Entramos en Senegal por Saint Louis, una ciudad de marcado acento francés. El río Senegal la divide. Varios puentes de hierro acercan ambas orillas. Construcciones elegantes, en colores pastel, y calles animadas con vendedores pesadísimos, componen un mosaico lleno de vitalidad.
Una visita obligada: el mercado del pescado. En una zona portuaria, se extiende una hilera de mesas sobre las que descansan los peces abiertos secándose al sol bajo una capa de moscas. Las vendedoras ponen la nota de color con sus vestidos estampados. El suelo está tapizado por un detritus pestilente. Niños mendigos se deslizan entre los puestos y mordisquean pescado seco. Nos asaltan pidiendo dinero. Un chaval de unos doce años se aferra a mi mano y, con ojos implorantes, repite una y otra vez que le lleve conmigo a Europa. Trato de explicarle que las cosas no son así de fáciles, que no puedo traérmelo. Al fin, no sé cómo, consigo librarme de él pero no de la angustia que se me queda alojada en la boca del estómago.
Pasamos la frontera de Guinea Bissau por Salikenie. Allí tuvimos que aguardar a que el funcionario durmiera la siesta. Conocí a Mansata, una policía que hablaba español. Había tenido nueve hijos, de los que le quedaban siete. Hacía apenas dos meses que había perdido a su hija mayor. Me conmovió la entereza con la que me lo contó. Me acordé de la estadística que habla del 90% de madres africanas que han perdido, al menos, un hijo. Sentí que la muerte era algo con lo que se contaba.
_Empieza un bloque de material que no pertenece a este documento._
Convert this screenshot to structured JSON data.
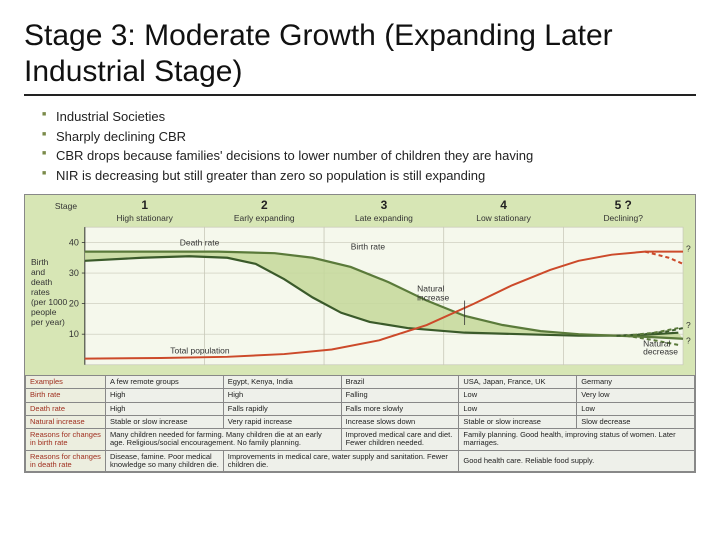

Después de un día de descanso en la capital, nos ponemos en marcha camino del Parque Natural Cantanhez. Llegamos a Saltinho por la tarde. En este paraje singular, el río se ensancha y se precipita en pequeños saltos de agua. En una de las orillas, amplias rocas planas se adentran en el río y son el lugar de encuentro de grupos de mujeres y niños que lavan la ropa y friegan cacharros. Me fijo en una mujer de pechos al descubierto como pingajos colgantes. Sus niños tienen vientres abultados y ombligos prominentes. Cuando terminan la tarea, la niña mayor, de unos seis años, recoge las cazuelas. Al pasar por mi lado le digo a la mujer, señalando a la niña: “qué bien, cómo te ayuda”. La mujer me lanza en portugués un “lévatela” que me hiela la sangre. Ante mi cara de desconcierto, repite, empujándola hacia mí: “lévatela”.
El rostro de aquella mujer, que estaba dispuesta regalar a su hija a una desconocida es un recuerdo que sigue vivo en mi memoria.